-
Notifications
You must be signed in to change notification settings - Fork 0
Description
Thanks for your wonderful work!
When i am training Qwen3 models, the error occured as follow:
in RerankerTrainCollator.call(self, features)
8 def call(self, features):
9 student_features, teacher_features = zip(*features)
---> 10 student_collated = self.tokenizer_student.pad(sum(student_features, []),
11 padding='max_length',
12 max_length=self.max_q_len + self.max_p_len,
13 return_tensors="pt"
14 )
15 teacher_collated = self.tokenizer_teacher.pad(sum(teacher_features, []),
16 padding='max_length',
17 max_length=self.max_q_len + self.max_p_len,
18 return_tensors="pt"
19 )
20 return {"student": student_collated, "teacher": teacher_collated}
File /usr/local/lib/python3.10/dist-packages/transformers/tokenization_utils_base.py:3541, in PreTrainedTokenizerBase.pad(self, encoded_inputs, padding, max_length, pad_to_multiple_of, padding_side, return_attention_mask, return_tensors, verbose)
3539 return_tensors = "np" if return_tensors is None else return_tensors
3540 else:
-> 3541 raise ValueError(
3542 f"type of {first_element} unknown: {type(first_element)}. "
3543 "Should be one of a python, numpy, pytorch or tensorflow object."
3544 )
3546 for key, value in encoded_inputs.items():
3547 encoded_inputs[key] = to_py_obj(value)
ValueError: type of None unknown: <class 'NoneType'>. Should be one of a python, numpy, pytorch or tensorflow object.

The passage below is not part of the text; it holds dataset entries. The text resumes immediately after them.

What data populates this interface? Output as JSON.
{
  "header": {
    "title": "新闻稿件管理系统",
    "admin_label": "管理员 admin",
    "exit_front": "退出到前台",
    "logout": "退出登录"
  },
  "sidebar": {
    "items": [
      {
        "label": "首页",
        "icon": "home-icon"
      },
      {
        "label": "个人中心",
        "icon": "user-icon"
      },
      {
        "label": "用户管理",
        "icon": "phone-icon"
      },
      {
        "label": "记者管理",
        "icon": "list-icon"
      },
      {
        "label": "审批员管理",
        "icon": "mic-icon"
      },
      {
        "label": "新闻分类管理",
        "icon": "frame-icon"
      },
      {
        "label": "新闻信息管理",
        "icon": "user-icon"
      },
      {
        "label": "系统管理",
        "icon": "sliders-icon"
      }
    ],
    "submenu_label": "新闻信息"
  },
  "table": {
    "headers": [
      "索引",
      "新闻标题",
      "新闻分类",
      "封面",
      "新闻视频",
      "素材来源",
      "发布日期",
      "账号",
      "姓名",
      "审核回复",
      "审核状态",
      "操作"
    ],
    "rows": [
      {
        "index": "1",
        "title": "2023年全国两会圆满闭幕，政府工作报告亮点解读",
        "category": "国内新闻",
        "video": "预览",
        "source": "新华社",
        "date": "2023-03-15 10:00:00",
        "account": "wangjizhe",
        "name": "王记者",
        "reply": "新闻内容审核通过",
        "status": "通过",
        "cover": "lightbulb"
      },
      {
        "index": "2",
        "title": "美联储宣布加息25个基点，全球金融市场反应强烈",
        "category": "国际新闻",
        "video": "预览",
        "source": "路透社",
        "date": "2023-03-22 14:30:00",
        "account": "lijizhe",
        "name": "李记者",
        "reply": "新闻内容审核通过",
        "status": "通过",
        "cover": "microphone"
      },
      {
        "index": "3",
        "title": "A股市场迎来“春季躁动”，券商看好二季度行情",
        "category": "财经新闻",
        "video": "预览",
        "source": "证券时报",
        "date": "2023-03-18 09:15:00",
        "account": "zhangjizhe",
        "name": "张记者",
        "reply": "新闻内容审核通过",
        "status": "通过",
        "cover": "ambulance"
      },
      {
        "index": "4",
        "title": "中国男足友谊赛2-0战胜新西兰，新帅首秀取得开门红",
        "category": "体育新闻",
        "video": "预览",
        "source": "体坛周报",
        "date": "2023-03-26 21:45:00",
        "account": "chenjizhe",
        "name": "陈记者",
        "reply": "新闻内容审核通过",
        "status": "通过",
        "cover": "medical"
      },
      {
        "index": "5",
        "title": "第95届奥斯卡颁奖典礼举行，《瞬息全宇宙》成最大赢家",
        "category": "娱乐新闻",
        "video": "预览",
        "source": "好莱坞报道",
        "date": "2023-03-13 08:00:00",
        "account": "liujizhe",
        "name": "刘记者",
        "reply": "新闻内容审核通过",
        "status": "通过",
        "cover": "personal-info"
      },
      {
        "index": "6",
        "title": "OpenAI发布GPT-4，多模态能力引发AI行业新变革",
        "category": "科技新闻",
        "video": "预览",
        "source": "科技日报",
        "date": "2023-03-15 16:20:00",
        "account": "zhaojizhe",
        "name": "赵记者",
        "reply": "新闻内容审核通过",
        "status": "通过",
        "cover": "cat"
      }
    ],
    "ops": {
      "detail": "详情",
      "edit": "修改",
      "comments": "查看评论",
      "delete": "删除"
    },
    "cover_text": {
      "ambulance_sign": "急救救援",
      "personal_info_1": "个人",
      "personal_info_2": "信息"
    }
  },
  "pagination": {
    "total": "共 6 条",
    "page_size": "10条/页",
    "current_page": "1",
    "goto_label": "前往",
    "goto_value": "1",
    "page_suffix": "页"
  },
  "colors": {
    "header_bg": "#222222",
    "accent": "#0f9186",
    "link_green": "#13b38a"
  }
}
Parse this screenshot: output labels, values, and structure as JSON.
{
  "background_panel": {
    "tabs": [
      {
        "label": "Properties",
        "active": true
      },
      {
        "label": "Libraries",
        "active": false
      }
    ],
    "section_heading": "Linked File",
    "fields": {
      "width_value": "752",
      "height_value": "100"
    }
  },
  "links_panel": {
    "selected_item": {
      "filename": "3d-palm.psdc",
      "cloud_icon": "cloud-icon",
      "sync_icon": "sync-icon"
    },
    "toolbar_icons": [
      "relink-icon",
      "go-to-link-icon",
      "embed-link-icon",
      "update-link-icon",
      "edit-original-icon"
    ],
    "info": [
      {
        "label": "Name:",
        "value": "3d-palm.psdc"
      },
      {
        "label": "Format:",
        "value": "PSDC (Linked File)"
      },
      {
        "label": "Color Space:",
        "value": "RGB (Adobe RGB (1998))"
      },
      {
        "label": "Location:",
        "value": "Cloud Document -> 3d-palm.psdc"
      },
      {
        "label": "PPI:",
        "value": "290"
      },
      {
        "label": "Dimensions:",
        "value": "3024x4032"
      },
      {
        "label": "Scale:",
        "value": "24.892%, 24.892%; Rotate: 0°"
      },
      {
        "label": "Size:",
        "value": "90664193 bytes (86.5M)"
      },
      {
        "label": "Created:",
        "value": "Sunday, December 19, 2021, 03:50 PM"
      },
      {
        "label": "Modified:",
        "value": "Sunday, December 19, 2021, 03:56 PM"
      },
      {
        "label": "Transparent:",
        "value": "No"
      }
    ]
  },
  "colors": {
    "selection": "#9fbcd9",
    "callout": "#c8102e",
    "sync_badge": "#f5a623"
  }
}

The related code snippets is
@DataClass
class RerankerTrainCollator:
tokenizer_student: PreTrainedTokenizer
tokenizer_teacher: PreTrainedTokenizer
max_q_len: int = 32
max_p_len: int = 196
def __call__(self, features):
student_features, teacher_features = zip(*features)
student_collated = self.tokenizer_student.pad(sum(student_features, []),
padding='max_length',
max_length=self.max_q_len + self.max_p_len,
return_tensors="pt"
)
teacher_collated = self.tokenizer_teacher.pad(sum(teacher_features, []),
padding='max_length',
max_length=self.max_q_len + self.max_p_len,
return_tensors="pt"
)
return {"student": student_collated, "teacher": teacher_collated}
It seems that the Qwen3 tokenizer (Qwen2TokenizerFast) can not use this method , how can i solve this problem, thank you very much!